Effects on memory and concentration

Sometimes chemotherapy can affect your memory, concentration and ability to think clearly. Your doctor may call these problems cancer-related cognitive changes (CRCC), or chemo brain. Chemo brain does not affect everyone and is usually mild. If you are worried about this, talk to your doctor or nurse.

Changes in the way the heart works

Fluorouracil (5FU) and capecitabine can affect the way the heart works. If you are having one of these drugs, you may have tests to see how well your heart is working. You may have these before, during and sometimes after treatment.
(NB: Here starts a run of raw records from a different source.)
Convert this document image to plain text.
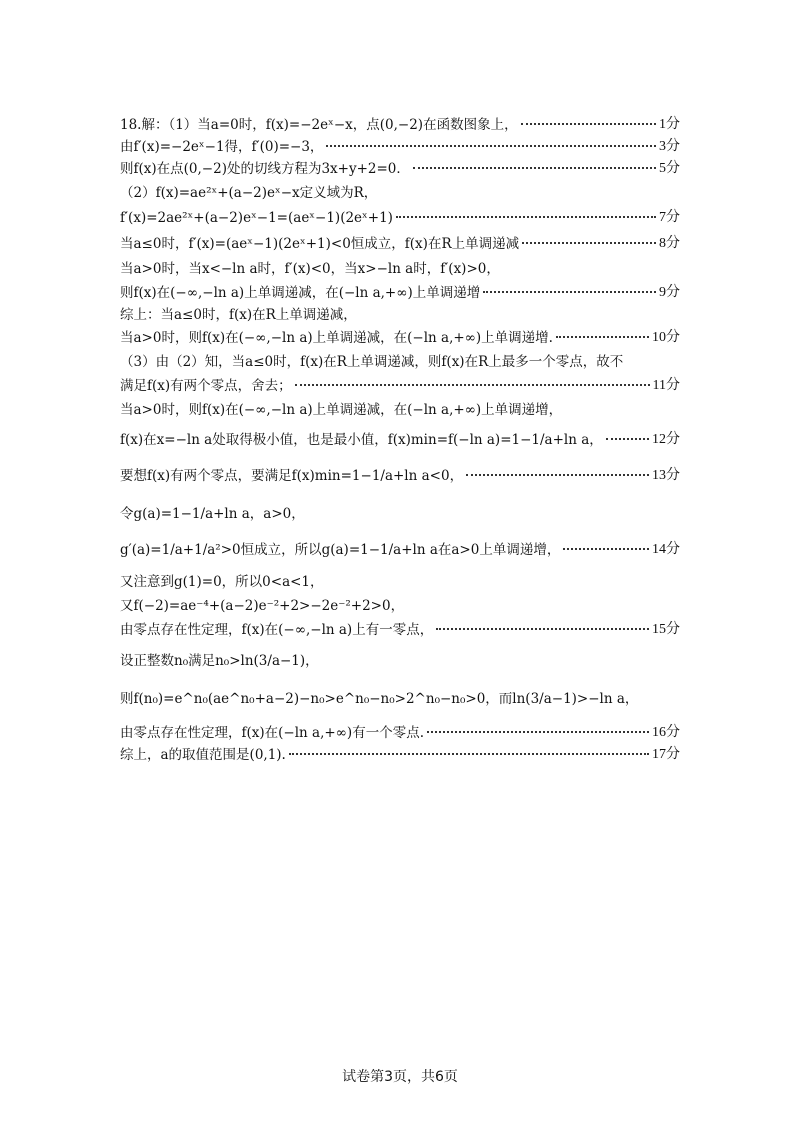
18.解：（1）当a=0时，f(x)=−2eˣ−x，点(0,−2)在函数图象上，	1分
由f′(x)=−2eˣ−1得，f′(0)=−3，	3分
则f(x)在点(0,−2)处的切线方程为3x+y+2=0．	5分
（2）f(x)=ae²ˣ+(a−2)eˣ−x定义域为R，
f′(x)=2ae²ˣ+(a−2)eˣ−1=(aeˣ−1)(2eˣ+1)	7分
当a≤0时，f′(x)=(aeˣ−1)(2eˣ+1)<0恒成立，f(x)在R上单调递减	8分
当a>0时，当x<−ln a时，f′(x)<0，当x>−ln a时，f′(x)>0，
则f(x)在(−∞,−ln a)上单调递减，在(−ln a,+∞)上单调递增	9分
综上：当a≤0时，f(x)在R上单调递减，
当a>0时，则f(x)在(−∞,−ln a)上单调递减，在(−ln a,+∞)上单调递增.	10分
（3）由（2）知，当a≤0时，f(x)在R上单调递减，则f(x)在R上最多一个零点，故不
满足f(x)有两个零点，舍去；	11分
当a>0时，则f(x)在(−∞,−ln a)上单调递减，在(−ln a,+∞)上单调递增，
f(x)在x=−ln a处取得极小值，也是最小值，f(x)min=f(−ln a)=1−1/a+ln a，	12分
要想f(x)有两个零点，要满足f(x)min=1−1/a+ln a<0，	13分
令g(a)=1−1/a+ln a，a>0，
g′(a)=1/a+1/a²>0恒成立，所以g(a)=1−1/a+ln a在a>0上单调递增，	14分
又注意到g(1)=0，所以0<a<1，
又f(−2)=ae⁻⁴+(a−2)e⁻²+2>−2e⁻²+2>0，
由零点存在性定理，f(x)在(−∞,−ln a)上有一零点，	15分
设正整数n₀满足n₀>ln(3/a−1)，
则f(n₀)=e^n₀(ae^n₀+a−2)−n₀>e^n₀−n₀>2^n₀−n₀>0，而ln(3/a−1)>−ln a，
由零点存在性定理，f(x)在(−ln a,+∞)有一个零点.	16分
综上，a的取值范围是(0,1).	17分
试卷第3页，共6页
If you have pain or tightness in your chest, feel breathless or notice changes to your heartbeat at any time, tell your doctor straight away. These symptoms can be caused by other conditions, but it is important to get them checked.

Your sex life

Your doctor will advise you not to become pregnant or to father a child during treatment. This is because the drugs may harm a developing baby. It is important to use effective contraception during and for a few months after chemotherapy. You can talk to your doctor or nurse about this.

Protecting your partner

If you have sex within the first couple of days of having chemotherapy, you need to use a condom. This is to protect your partner in case there is any chemotherapy in semen or vaginal fluid.